Cyclists continue to be at serious risk

01 Sept 2017 Accidents
As the figures from Germany show, cyclists did not benefit from the general positive trend observed for traffic fatalities in 2016. Although Germany, together with France, Italy, the Netherlands and the United Kingdom, is one of the EU member states that has recorded the biggest decrease in cyclist deaths since 1991 – with some countries cutting this figure by up to 60% – since 2010, this progress has stagnated in various countries with the number of fatalities remaining at more or less the same level. Almost 2,100 cyclists – that’s around 8% of all traffic fatalities – lost their lives on EU roads in 2015.
The number of fatalities could be reduced further if cyclists were even more aware of the traffic regulations that apply to them or did not disregard the regulations. A study published in 2015 on behalf of insurance company CosmosDirekt found that 83% of German cyclists do not always observe traffic regulations. 14% of those surveyed said that they disobeyed the regulations quite frequently, while 5% even said that they disobey them very frequently. Alarmingly, among 18–29-year-old people, only 1% of the cyclists surveyed said that they always followed the traffic regulations.

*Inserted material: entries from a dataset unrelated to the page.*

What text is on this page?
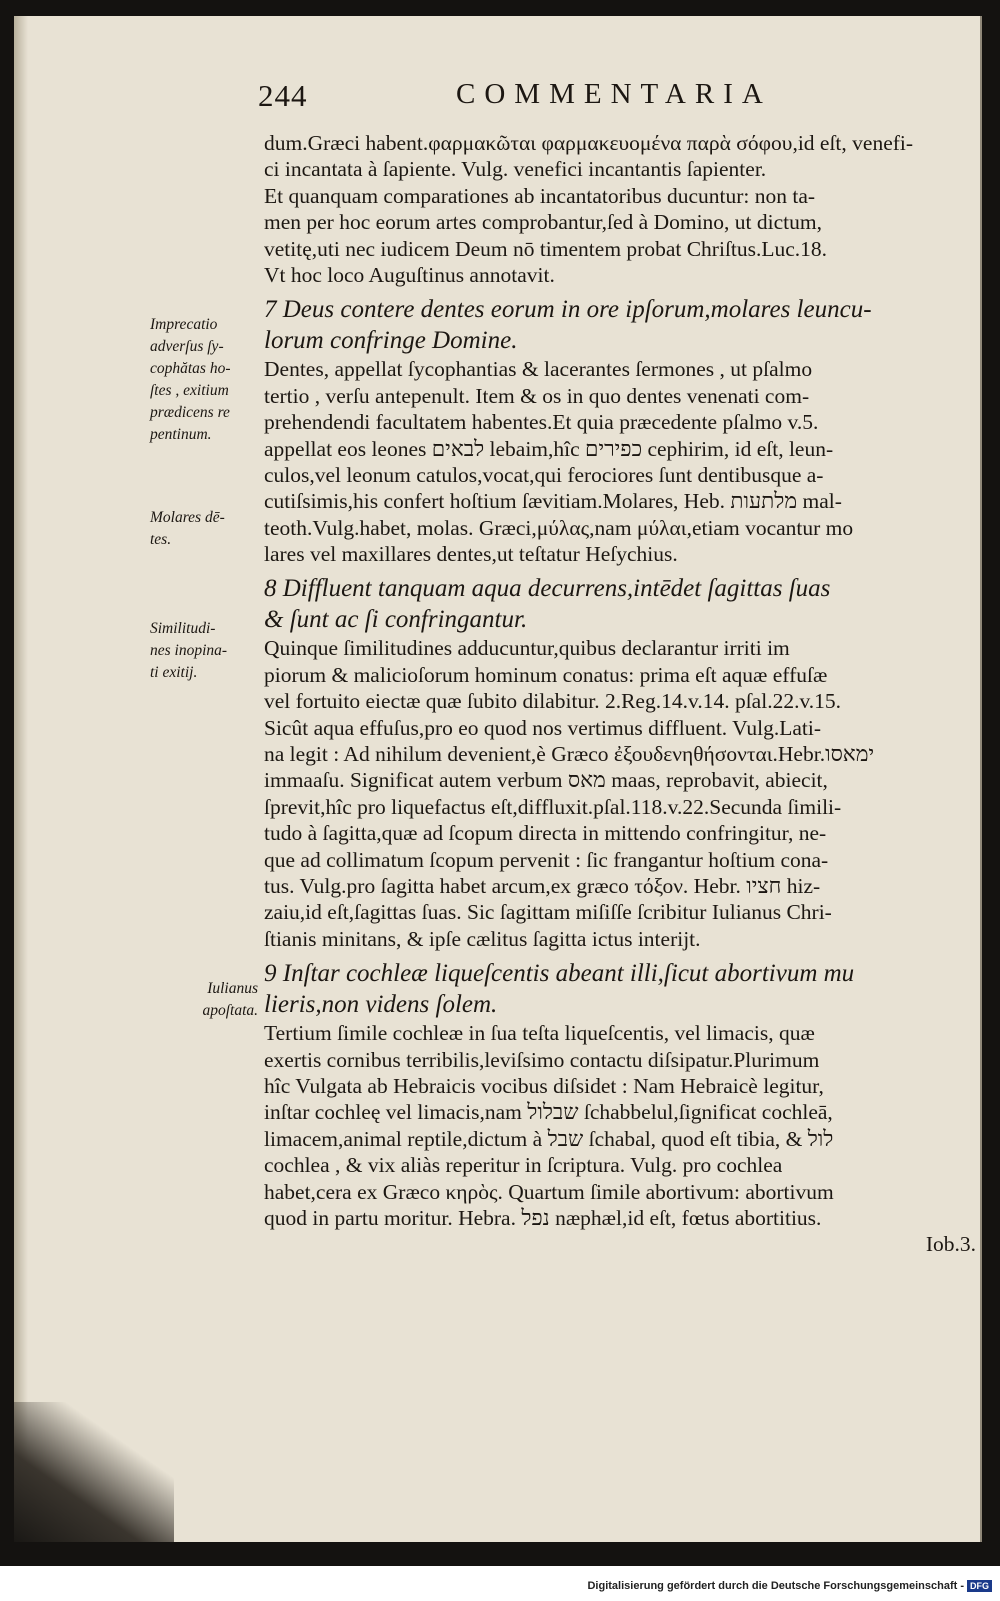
244	COMMENTARIA
dum.Græci habent.φαρμακῶται φαρμακευομένα παρὰ σόφου,id eſt, venefi-
ci incantata à ſapiente. Vulg. venefici incantantis ſapienter.
Et quanquam comparationes ab incantatoribus ducuntur: non ta-
men per hoc eorum artes comprobantur,ſed à Domino, ut dictum,
vetitę,uti nec iudicem Deum nō timentem probat Chriſtus.Luc.18.
Vt hoc loco Auguſtinus annotavit.
7 Deus contere dentes eorum in ore ipſorum,molares leuncu-
lorum confringe Domine.
Dentes, appellat ſycophantias & lacerantes ſermones , ut pſalmo
tertio , verſu antepenult. Item & os in quo dentes venenati com-
prehendendi facultatem habentes.Et quia præcedente pſalmo v.5.
appellat eos leones לבאים lebaim,hîc כפירים cephirim, id eſt, leun-
culos,vel leonum catulos,vocat,qui ferociores ſunt dentibusque a-
cutiſsimis,his confert hoſtium ſævitiam.Molares, Heb. מלתעות mal-
teoth.Vulg.habet, molas. Græci,μύλας,nam μύλαι,etiam vocantur mo
lares vel maxillares dentes,ut teſtatur Heſychius.
8 Diffluent tanquam aqua decurrens,intēdet ſagittas ſuas
& ſunt ac ſi confringantur.
Quinque ſimilitudines adducuntur,quibus declarantur irriti im
piorum & malicioſorum hominum conatus: prima eſt aquæ effuſæ
vel fortuito eiectæ quæ ſubito dilabitur. 2.Reg.14.v.14. pſal.22.v.15.
Sicût aqua effuſus,pro eo quod nos vertimus diffluent. Vulg.Lati-
na legit : Ad nihilum devenient,è Græco ἐξουδενηθήσονται.Hebr.ימאסו
immaaſu. Significat autem verbum מאס maas, reprobavit, abiecit,
ſprevit,hîc pro liquefactus eſt,diffluxit.pſal.118.v.22.Secunda ſimili-
tudo à ſagitta,quæ ad ſcopum directa in mittendo confringitur, ne-
que ad collimatum ſcopum pervenit : ſic frangantur hoſtium cona-
tus. Vulg.pro ſagitta habet arcum,ex græco τόξον. Hebr. חציו hiz-
zaiu,id eſt,ſagittas ſuas. Sic ſagittam miſiſſe ſcribitur Iulianus Chri-
ſtianis minitans, & ipſe cælitus ſagitta ictus interijt.
9 Inſtar cochleæ liqueſcentis abeant illi,ſicut abortivum mu
lieris,non videns ſolem.
Tertium ſimile cochleæ in ſua teſta liqueſcentis, vel limacis, quæ
exertis cornibus terribilis,leviſsimo contactu diſsipatur.Plurimum
hîc Vulgata ab Hebraicis vocibus diſsidet : Nam Hebraicè legitur,
inſtar cochleę vel limacis,nam שבלול ſchabbelul,ſignificat cochleā,
limacem,animal reptile,dictum à שבל ſchabal, quod eſt tibia, & לול
cochlea , & vix aliàs reperitur in ſcriptura. Vulg. pro cochlea
habet,cera ex Græco κηρὸς. Quartum ſimile abortivum: abortivum
quod in partu moritur. Hebra. נפל næphæl,id eſt, fœtus abortitius.
Iob.3.
Imprecatio
adverſus ſy-
cophătas ho-
ſtes , exitium
prædicens re
pentinum.
Molares dē-
tes.
Similitudi-
nes inopina-
ti exitij.
Iulianus
apoſtata.
Digitalisierung gefördert durch die Deutsche Forschungsgemeinschaft - DFG
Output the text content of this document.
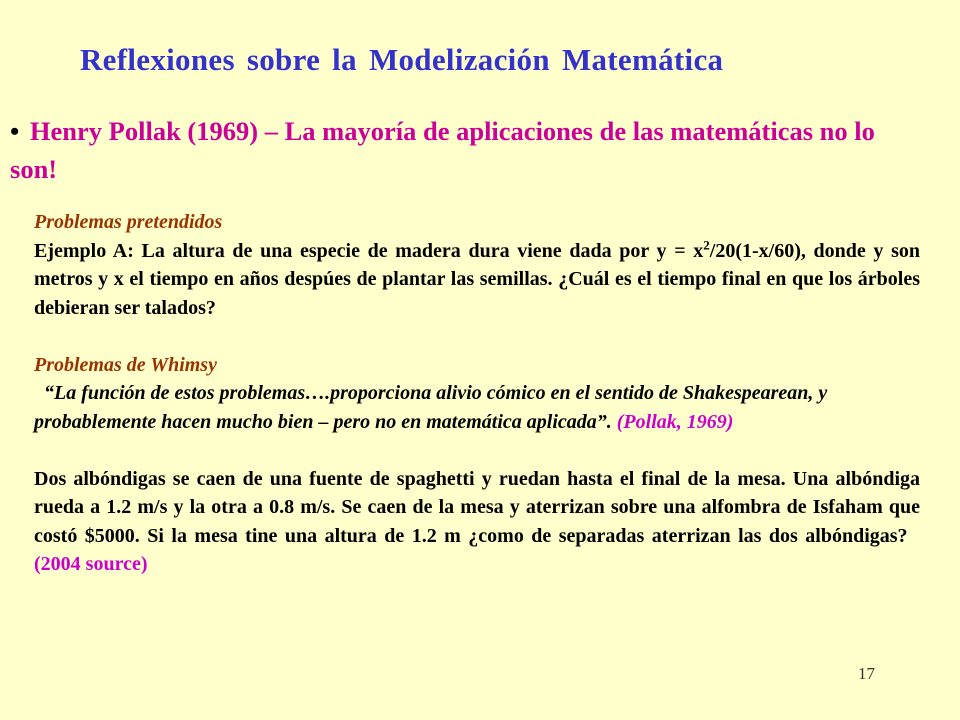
Reflexiones sobre la Modelización Matemática
• Henry Pollak (1969) – La mayoría de aplicaciones de las matemáticas no lo son!
Problemas pretendidos

Ejemplo A: La altura de una especie de madera dura viene dada por $y = x^2/20(1-x/60)$, donde y son metros y x el tiempo en años despúes de plantar las semillas. ¿Cuál es el tiempo final en que los árboles debieran ser talados?

Problemas de Whimsy

“La función de estos problemas….proporciona alivio cómico en el sentido de Shakespearean, y probablemente hacen mucho bien – pero no en matemática aplicada”. (Pollak, 1969)

Dos albóndigas se caen de una fuente de spaghetti y ruedan hasta el final de la mesa. Una albóndiga rueda a 1.2 m/s y la otra a 0.8 m/s. Se caen de la mesa y aterrizan sobre una alfombra de Isfaham que costó $5000. Si la mesa tine una altura de 1.2 m ¿como de separadas aterrizan las dos albóndigas?   (2004 source)

17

As the Federal Ministry of Transport and Digital Infrastructure and the German Cyclists' Association (ADFC) state, one of the important regulations defined in the German road traffic regulations is that cyclists must use an explicitly signposted cycle path, even if they think that they would make better progress by cycling on the road. Where a separate cycle path and footpath are provided, cyclists must not cross onto the footpath, not even to overtake. Where a combined cycle path and footpath is provided, cyclists must share the designated space with pedestrians. Cyclists do not have priority here, but pedestrians must allow them to pass. Footpaths are no-go zones for cyclists, except for people accompanying children up to the age of 8 on bicycles. When accidents occur, courts almost always hold the cyclist on the footpath solely responsible. If no signposted cycle path is available, cyclists may use the road. Here, as always, the obligation to keep to the right – in this case, to the right of the right hand lane – applies.
One thing worth noting is that only pedelecs with motor support up to 25 km/h are legally classed as bicycles, which means that they can also be ridden on cycle paths. However, this does not apply to the more powerful “S-Pedelecs” (motor support up to 45 km/h), which are classed as mopeds rather than bicycles. With the e-bike – a type of electric moped that can reach speeds of up to 25 km/h with the aid of a motor even without the rider pedaling – riders are permitted to use cycle paths only in urban areas if these paths have an “E-Bikes frei” (E-bikes allowed) sign. It is also important to note that when cyclists are on the road, they must observe the traffic lights that apply to all road users. If a dedicated traffic light is provided for cyclists, they must observe this light on the cycle path. If the cyclist is on the cycle path and no dedicated traffic light is provided for cyclists, the cyclist must observe the traffic lights that apply to all road users. Light signals for pedestrians generally do not apply to cyclists.
When it comes to alcohol, even cyclists with a blood alcohol concentration as low as 0.3 may be liable to prosecution and will be held accountable in the event of an accident. If cyclists have a blood alcohol concentration of 1.6 or above, they are breaking the law even if their cycling behavior is not noticeably unsteady or erratic. Furthermore, like for drivers, cyclists may use cellphones only if they are using a hands-free device.
What is the situation in terms of helmet for cyclists? In Germany, it is not yet legally compulsory to wear a helmet. The same applies in countries such as France, Switzerland, the United Kingdom, Italy, Poland and the Netherlands. In Austria, the Czech Republic, Lithuania, Croatia, Sweden, Slovenia, Slovakia and Spain, children and young people at least must wear a bicycle helmet. For safety reasons, though – and in light of the growing number of pedelecs on the road – the number of people wearing helmets must be increased. This is also the recommendation of organizations such as the German Road Safety Council. According to the German Road Safety Council, wearing a bicycle helmet should become the rule rather than the exception in the future, and parents should lead the way here by setting a good example.